Market valuations remain rich. At this point, markets are trading on heightened valuation concerns. Various valuation metrics (like Price/Earnings ratios) for 2022 remain elevated. It is important to remember that valuation doesn’t predict short-term performance, but valuation definitely impacts long-term performance potential. In other words, markets could continue to get move up on a short-term basis, but the longer-term performance might be a 5-7% average long-term return/year rather than the historic 10%/year return.
Stimulus packages helped in the short run, but debt keeps growing. Three stimulus bills have been enacted since the beginning of the pandemic in March 2020. These bills are summarized below:
-The $2.2 trillion CARES Act, passed quickly in March 2020, provided $1,200 direct payments and enhanced unemployment benefits.

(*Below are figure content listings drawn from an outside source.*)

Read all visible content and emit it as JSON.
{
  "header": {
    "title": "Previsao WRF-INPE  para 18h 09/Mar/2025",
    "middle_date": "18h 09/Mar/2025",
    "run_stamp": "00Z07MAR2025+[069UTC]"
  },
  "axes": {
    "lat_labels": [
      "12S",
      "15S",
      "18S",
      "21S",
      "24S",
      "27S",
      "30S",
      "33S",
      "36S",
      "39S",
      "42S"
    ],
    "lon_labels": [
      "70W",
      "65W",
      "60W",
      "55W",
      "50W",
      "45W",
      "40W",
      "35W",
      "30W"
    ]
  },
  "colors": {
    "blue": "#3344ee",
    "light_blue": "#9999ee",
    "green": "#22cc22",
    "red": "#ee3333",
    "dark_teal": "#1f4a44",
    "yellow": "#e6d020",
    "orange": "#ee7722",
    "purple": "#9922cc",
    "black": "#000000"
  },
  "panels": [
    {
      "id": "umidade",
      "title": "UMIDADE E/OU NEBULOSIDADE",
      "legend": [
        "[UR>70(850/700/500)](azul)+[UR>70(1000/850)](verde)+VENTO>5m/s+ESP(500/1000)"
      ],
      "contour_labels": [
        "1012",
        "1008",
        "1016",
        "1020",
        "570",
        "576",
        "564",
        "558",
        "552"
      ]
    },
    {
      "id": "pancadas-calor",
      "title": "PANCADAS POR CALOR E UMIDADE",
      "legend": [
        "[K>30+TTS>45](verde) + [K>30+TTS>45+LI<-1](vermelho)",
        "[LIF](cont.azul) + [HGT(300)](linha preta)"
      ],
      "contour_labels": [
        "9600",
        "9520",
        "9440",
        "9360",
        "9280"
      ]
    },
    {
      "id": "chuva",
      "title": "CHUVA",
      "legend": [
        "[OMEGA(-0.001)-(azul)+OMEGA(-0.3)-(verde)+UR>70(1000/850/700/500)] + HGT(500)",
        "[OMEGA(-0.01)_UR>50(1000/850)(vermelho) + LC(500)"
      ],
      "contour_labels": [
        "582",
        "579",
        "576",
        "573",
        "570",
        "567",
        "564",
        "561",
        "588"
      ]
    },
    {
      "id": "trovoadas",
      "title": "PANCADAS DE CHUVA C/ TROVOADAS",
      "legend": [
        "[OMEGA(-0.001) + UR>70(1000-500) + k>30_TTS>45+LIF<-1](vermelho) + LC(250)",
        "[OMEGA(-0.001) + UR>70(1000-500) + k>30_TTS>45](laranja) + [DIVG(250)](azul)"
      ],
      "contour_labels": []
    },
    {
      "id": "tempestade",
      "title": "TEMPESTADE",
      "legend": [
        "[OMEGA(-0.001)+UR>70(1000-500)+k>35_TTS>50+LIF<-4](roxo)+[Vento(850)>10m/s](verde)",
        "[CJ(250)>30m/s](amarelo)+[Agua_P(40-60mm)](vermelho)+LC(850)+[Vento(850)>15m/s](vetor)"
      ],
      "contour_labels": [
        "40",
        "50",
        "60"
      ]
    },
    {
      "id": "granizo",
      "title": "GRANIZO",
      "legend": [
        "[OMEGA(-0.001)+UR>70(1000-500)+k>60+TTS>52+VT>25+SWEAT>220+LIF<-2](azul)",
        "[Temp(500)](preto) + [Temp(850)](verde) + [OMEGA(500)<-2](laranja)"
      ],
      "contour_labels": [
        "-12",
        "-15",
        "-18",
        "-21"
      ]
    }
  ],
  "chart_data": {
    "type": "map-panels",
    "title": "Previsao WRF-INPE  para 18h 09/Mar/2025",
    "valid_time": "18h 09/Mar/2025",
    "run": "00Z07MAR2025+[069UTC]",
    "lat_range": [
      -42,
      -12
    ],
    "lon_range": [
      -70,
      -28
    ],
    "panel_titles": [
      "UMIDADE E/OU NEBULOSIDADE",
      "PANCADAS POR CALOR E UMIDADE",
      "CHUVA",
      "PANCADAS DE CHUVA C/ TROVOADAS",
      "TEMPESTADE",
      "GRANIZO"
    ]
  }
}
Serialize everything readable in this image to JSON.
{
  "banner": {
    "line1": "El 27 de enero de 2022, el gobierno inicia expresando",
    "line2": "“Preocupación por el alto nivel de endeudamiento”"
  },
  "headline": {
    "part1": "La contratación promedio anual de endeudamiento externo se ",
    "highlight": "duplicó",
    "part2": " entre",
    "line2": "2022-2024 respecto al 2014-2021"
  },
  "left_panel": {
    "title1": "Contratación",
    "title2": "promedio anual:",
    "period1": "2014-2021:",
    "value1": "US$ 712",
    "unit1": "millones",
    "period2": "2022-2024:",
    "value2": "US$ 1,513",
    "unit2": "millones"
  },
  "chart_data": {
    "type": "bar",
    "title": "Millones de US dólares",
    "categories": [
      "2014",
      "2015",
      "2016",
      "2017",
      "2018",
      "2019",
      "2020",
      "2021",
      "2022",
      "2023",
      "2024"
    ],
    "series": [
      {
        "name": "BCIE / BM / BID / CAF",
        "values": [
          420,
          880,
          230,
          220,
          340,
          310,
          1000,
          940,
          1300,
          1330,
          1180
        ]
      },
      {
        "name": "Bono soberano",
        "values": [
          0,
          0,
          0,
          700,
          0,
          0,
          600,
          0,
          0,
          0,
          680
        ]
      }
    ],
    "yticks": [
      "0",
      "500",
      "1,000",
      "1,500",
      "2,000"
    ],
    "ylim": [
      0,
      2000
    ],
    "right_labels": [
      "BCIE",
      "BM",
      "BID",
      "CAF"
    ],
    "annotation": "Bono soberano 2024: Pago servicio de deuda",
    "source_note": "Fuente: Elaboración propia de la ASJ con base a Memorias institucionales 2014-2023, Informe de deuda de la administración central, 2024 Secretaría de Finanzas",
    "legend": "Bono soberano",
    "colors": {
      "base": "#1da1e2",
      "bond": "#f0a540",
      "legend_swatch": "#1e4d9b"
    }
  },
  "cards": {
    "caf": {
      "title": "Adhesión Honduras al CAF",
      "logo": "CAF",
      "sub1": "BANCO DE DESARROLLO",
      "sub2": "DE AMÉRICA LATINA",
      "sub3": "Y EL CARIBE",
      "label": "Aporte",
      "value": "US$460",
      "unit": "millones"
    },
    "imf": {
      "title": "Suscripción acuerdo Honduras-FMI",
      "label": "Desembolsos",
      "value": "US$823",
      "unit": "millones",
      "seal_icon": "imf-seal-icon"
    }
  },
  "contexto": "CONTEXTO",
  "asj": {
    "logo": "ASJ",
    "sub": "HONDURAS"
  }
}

-The $900 billion Pandemic Relief Bill passed in December 2020. This provided $600 in direct payments to eligible individuals and $300/week in extended unemployment benefits through March 2021.
-The $1.9 trillion American Rescue Plan passed in March 2021. This plan included $1,400 direct payments to most Americans and extended additional unemployment benefits through the summer.
The U.S. federal debt stands at $28 trillion, and is expected to continue to grow for the foreseeable future. Although current interest rates remain low, future inflation could cause rates to rise, and this would cause sharply higher debt service costs. This is clearly a headwind on a longer-term basis.